On Monday the Commissioner was expected to approve a proposal under which it would reimburse RED Development up to $3.5 million toward the cost of constructing a street through the courtyard of the shopping center on Jefferson Boulevard just west of downtown. The money would be generated by taxes collected in the area and would also pay for drainage improvements on the 66-acre property.
Kansas-based RED bought Jefferson Pointe last year and in September asked the Fort Wayne Plan Commission for permission to add the street to improve access and nearby parking for shops and to “create a more vibrant downtown feel.” But the request was delayed then finally withdrawn in January in order to provide more “time to reach an agreement on funding sources and finalize plans.” Plans for the road were refiled with the Plan Commission this month.
Construction is expected to begin this year, and Redevelopment Director Nancy Townsend said repayment of the $3.5 million would occur over three years.
Sweetwater Sound last year announced plans for an $83 million expansion expected to create 1,000 jobs on its U.S. 30 campus west of town. Townsend the commission will consider extending an oversized water main into the Sweetwater property and beyond it to the west, serving not only Sweetwater’s needs but enabling future growth in the area. Allen County is also set to pay about $175,000 for removal of a hill on nearby Kroemer Road, improving access and safety near the facility. The city’s Sweetwater improvements will also be reimbursed through tax generated in the area.

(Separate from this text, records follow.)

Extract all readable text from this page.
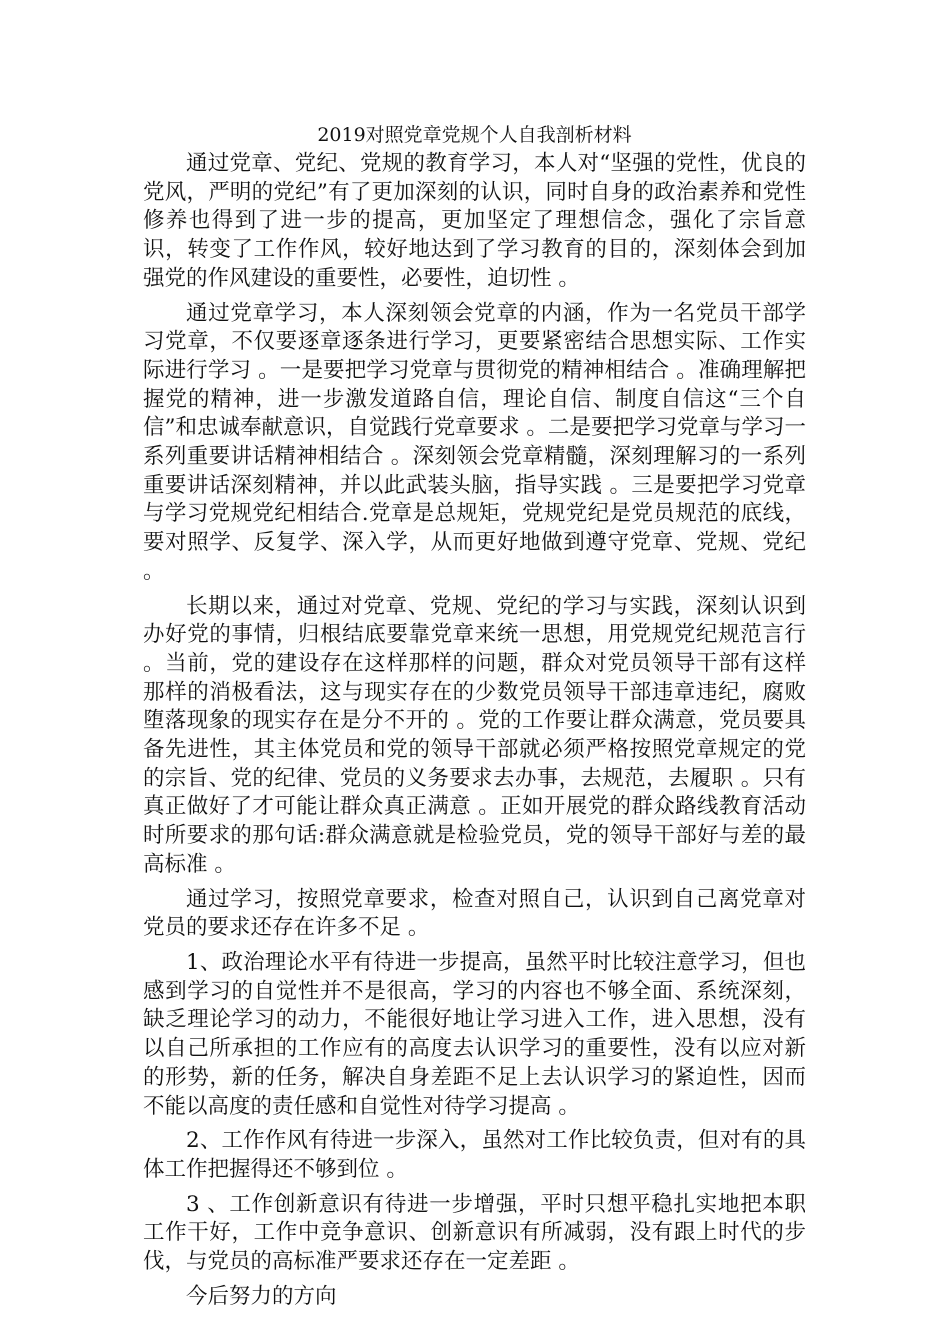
2019对照党章党规个人自我剖析材料

通过党章、党纪、党规的教育学习，本人对“坚强的党性，优良的党风，严明的党纪”有了更加深刻的认识，同时自身的政治素养和党性修养也得到了进一步的提高，更加坚定了理想信念，强化了宗旨意识，转变了工作作风，较好地达到了学习教育的目的，深刻体会到加强党的作风建设的重要性，必要性，迫切性 。

通过党章学习，本人深刻领会党章的内涵，作为一名党员干部学习党章，不仅要逐章逐条进行学习，更要紧密结合思想实际、工作实际进行学习 。一是要把学习党章与贯彻党的精神相结合 。准确理解把握党的精神，进一步激发道路自信，理论自信、制度自信这“三个自信”和忠诚奉献意识，自觉践行党章要求 。二是要把学习党章与学习一系列重要讲话精神相结合 。深刻领会党章精髓，深刻理解习的一系列重要讲话深刻精神，并以此武装头脑，指导实践 。三是要把学习党章与学习党规党纪相结合.党章是总规矩，党规党纪是党员规范的底线，要对照学、反复学、深入学，从而更好地做到遵守党章、党规、党纪 。

长期以来，通过对党章、党规、党纪的学习与实践，深刻认识到办好党的事情，归根结底要靠党章来统一思想，用党规党纪规范言行 。当前，党的建设存在这样那样的问题，群众对党员领导干部有这样那样的消极看法，这与现实存在的少数党员领导干部违章违纪，腐败堕落现象的现实存在是分不开的 。党的工作要让群众满意，党员要具备先进性，其主体党员和党的领导干部就必须严格按照党章规定的党的宗旨、党的纪律、党员的义务要求去办事，去规范，去履职 。只有真正做好了才可能让群众真正满意 。正如开展党的群众路线教育活动时所要求的那句话:群众满意就是检验党员，党的领导干部好与差的最高标准 。

通过学习，按照党章要求，检查对照自己，认识到自己离党章对党员的要求还存在许多不足 。

1、政治理论水平有待进一步提高，虽然平时比较注意学习，但也感到学习的自觉性并不是很高，学习的内容也不够全面、系统深刻，缺乏理论学习的动力，不能很好地让学习进入工作，进入思想，没有以自己所承担的工作应有的高度去认识学习的重要性，没有以应对新的形势，新的任务，解决自身差距不足上去认识学习的紧迫性，因而不能以高度的责任感和自觉性对待学习提高 。

2、工作作风有待进一步深入，虽然对工作比较负责，但对有的具体工作把握得还不够到位 。

3 、工作创新意识有待进一步增强，平时只想平稳扎实地把本职工作干好，工作中竞争意识、创新意识有所减弱，没有跟上时代的步伐，与党员的高标准严要求还存在一定差距 。

今后努力的方向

Also Monday, the commission was set to consider streetscape improvements to Calhoun and Harrison streets downtown at a combined cost of about $580,000. The Harrison Street section would include the initial section of a proposed 10-foot “urban trail” that eventually could extend as far south as the Citilink bus terminal and Electric Works campus, as far north as the so-called “North River” site and east to Lafayette Street and the arts campus, with access to more-traditional suburban and rural trails via connections to the Rivergreenway. The proposal is modeled in part on the eight-mile, $63 million Indianapolis Cultural Trail that opened in 2012.